Według niego nie należy jednak spodziewać się, że z miejsca gaz łupkowy stanie się znaczącym źródłem zaopatrzenia brytyjskiego rynku w gaz. „Wiele osób obawia się, że z dnia na dzień w hrabstwie Lancashire stanie 800 wiertni do wydobycia gazu łupkowego. Tak się jednak nie stanie” – powiedział Egan.
Zaapelował przy tym do decydentów politycznych, by nie przeoczyli korzyści ekonomicznych oraz zalet w zakresie bezpieczeństwa energetycznego płynących z własnego gazu łupkowego.
Jego zdaniem ostatnie wypowiedzi sekretarza ds. finansów, który zapowiedział wprowadzenie zachęt podatkowych dla inwestorów łupkowych, są krokiem w dobrym kierunku.
Z drugiej jednak strony przyznał, że prace poszukiwawcze nie idą tak szybko, jak pierwotnie zakładano. Cuadrilla ogłosiła na początku tego roku, że wstrzymuje prace nad kolejnymi odwiertami poszukiwawczymi, do czasu uzyskania pełnych raportów środowiskowych dla każdego z nich. „Naszym celem jest zakończenie fazy poszukiwawczej najszybciej jak to możliwe, ale w sposób odpowiedzialny” – powiedział prezes spółki.
Przyznał również, że wciąż nie da się oszacować, ile gazu ze złóż łupkowych faktycznie uda się wydobyć na brytyjskich koncesjach. „Aby móc próbować odpowiedzieć na to pytanie, potrzeba przynajmniej pół tuzina wykonanych i przetestowanych odwiertów. Wiemy jednak, że złoża, które znaleźliśmy na naszych koncesjach mogą, choć na dziś nie mogę zagwarantować, że tak będzie, zaspokoić jedną czwartą brytyjskiego zapotrzebowania na gaz. Oczywiście, by dojść do tego poziomu potrzeba przynajmniej dekady.

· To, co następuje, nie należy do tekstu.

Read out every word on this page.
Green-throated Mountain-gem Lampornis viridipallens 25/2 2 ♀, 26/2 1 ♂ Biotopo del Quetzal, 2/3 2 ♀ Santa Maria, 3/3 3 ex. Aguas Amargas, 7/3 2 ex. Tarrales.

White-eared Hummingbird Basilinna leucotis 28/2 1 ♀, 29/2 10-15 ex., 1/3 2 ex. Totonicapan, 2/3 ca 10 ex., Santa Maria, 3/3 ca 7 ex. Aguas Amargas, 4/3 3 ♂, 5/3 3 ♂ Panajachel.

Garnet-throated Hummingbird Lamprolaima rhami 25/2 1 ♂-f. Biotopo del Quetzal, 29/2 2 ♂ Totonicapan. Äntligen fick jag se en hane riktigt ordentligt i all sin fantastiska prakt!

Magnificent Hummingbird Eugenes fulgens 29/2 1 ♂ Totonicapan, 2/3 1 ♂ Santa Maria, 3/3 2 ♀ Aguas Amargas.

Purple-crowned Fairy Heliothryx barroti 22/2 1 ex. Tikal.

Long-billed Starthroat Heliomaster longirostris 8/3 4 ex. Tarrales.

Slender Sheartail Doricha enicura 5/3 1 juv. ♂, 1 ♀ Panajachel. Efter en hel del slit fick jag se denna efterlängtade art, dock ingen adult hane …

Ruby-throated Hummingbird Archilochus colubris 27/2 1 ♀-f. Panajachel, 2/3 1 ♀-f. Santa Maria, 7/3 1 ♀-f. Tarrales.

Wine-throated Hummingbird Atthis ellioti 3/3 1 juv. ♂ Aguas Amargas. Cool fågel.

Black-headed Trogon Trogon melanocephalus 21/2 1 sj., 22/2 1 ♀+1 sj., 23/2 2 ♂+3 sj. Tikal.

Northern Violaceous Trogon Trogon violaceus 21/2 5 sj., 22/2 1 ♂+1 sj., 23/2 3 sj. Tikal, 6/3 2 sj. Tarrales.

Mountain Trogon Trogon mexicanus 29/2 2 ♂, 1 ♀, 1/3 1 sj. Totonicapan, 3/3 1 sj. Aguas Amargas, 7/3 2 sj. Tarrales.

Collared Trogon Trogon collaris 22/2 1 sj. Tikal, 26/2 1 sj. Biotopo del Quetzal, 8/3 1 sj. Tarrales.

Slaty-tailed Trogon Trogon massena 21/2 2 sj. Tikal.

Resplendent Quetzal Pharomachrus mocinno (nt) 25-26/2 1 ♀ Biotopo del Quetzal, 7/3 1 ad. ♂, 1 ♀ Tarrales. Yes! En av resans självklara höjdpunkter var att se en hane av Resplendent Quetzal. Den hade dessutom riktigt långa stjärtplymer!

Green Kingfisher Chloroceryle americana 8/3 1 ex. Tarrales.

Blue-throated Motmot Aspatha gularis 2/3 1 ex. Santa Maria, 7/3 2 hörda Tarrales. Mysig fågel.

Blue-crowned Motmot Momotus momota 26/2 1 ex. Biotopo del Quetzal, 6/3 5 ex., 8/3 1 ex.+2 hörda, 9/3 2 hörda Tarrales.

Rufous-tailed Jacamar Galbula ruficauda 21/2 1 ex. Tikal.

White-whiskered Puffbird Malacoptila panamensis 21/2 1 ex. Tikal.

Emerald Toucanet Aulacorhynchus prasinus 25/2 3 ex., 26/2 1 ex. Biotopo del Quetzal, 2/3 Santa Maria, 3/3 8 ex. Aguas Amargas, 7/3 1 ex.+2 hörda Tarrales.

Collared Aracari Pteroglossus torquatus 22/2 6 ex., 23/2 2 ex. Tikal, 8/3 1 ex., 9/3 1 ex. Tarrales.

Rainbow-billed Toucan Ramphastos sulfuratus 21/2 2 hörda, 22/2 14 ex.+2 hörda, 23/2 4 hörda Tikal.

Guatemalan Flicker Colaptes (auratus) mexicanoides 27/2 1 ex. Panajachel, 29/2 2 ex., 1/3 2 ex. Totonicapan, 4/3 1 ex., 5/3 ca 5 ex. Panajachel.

Pamiętajmy jednak, że Lancashire nie jest jedynym miejscem w Wielkiej Brytanii, gdzie znajdują się złoża gazu łupkowego” – powiedział w wywiadzie dla The Independent.
Uspokaja także ekologów, że w przypadku potwierdzenia się prognoz dotyczących zasobów gazu łupkowego, cały proces wydobycia będzie odbywał się w przejrzysty i w pełni uregulowany sposób.